Two cases of infections of the retina with the varicella-zoster virus in an immunocompromised and an immunocompetent patient are presented. The first otherwise healthy patient showed the typical clinical picture of the "acute retinal necrosis syndrome" with orbital pain and decrease of vision. He had inflammatory infiltration of the vitreous and the anterior chamber, retinal vasculitis, optic disc edema and whitening of the peripheral retina with full thickness retinal necrosis.

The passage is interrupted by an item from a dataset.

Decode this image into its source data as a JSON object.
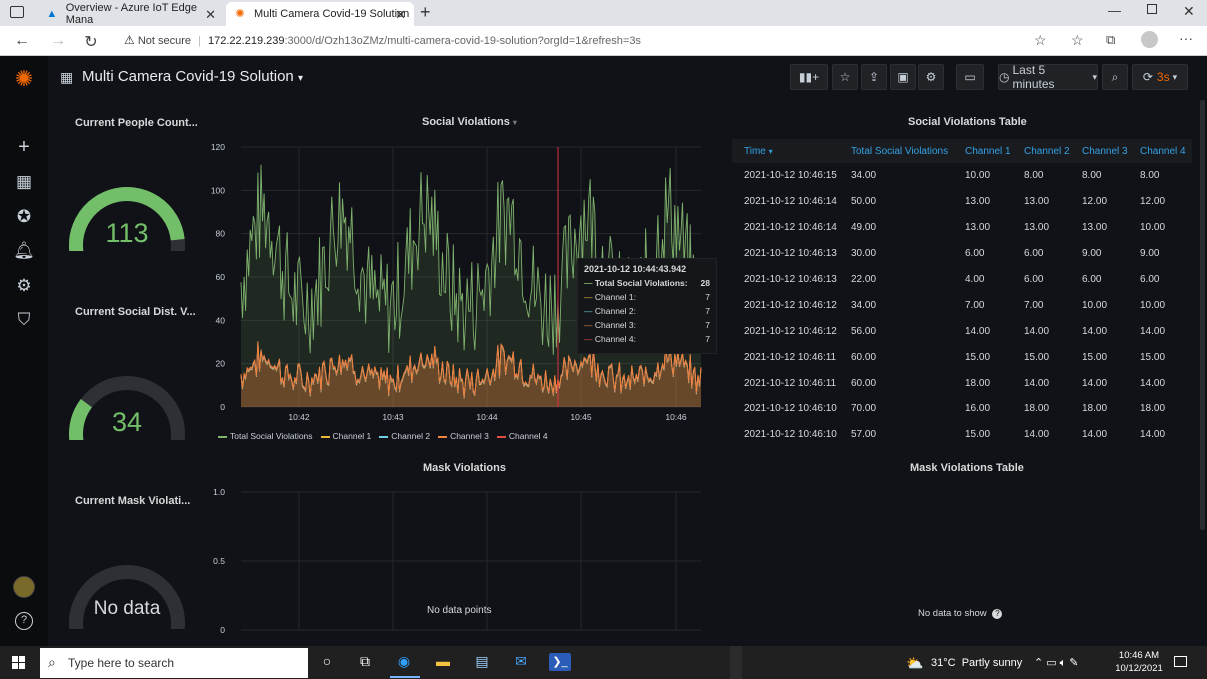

The second patient with AIDS presented with a history of sudden painless loss of vision in one eye. He had a swollen optic disc, inflammatory infiltrates in the choroid and virtually no cellular infiltration of the vitreous or the anterior chamber. The diagnosis of varicella-zoster virus infection of the retina was confirmed in both patients by polymerase chain-reaction of aqueous and vitreous humor, by determination of intraocular antibody titers and immunohistochemistry on retinal biopsy material, respectively. In both patients no inflammation in the fellow eye developed under therapy with aciclovir. The first patient regained full vision after vitrectomy with membrane dissection.
Varicella-zoster virus infections of the retina can present with different clinical pictures in immunocompromised and immunocompetent patients. Early diagnosis and adequate medical and surgical therapy can significantly improve visual prognosis.
水痘 - 带状疱疹病毒感染视网膜可导致严重视力损害。免疫缺陷患者尤其易患病毒感染,免疫系统的改变可能导致临床表现有所不同。
本文介绍了一名免疫功能低下患者和一名免疫功能正常患者发生水痘 - 带状疱疹病毒视网膜感染的两个病例。首例患者除眼部外身体健康,表现出典型的“急性视网膜坏死综合征”临床症状,伴有眼眶疼痛和视力下降。其玻璃体和前房有炎性浸润、视网膜血管炎、视盘水肿以及周边视网膜变白伴全层视网膜坏死。第二例艾滋病患者有单眼突然无痛性视力丧失病史。其视盘肿胀,脉络膜有炎性浸润,玻璃体或前房几乎无细胞浸润。分别通过房水和玻璃体液的聚合酶链反应、眼内抗体滴度测定以及视网膜活检材料的免疫组化检查,确诊两名患者均为视网膜水痘 - 带状疱疹病毒感染。在两名患者接受阿昔洛韦治疗期间,对侧眼均未出现炎症。首例患者在进行玻璃体切除术并剥离膜后恢复了全部视力。
免疫功能低下和免疫功能正常的患者感染水痘 - 带状疱疹病毒视网膜后可表现出不同的临床症状。早期诊断以及适当的药物和手术治疗可显著改善视力预后。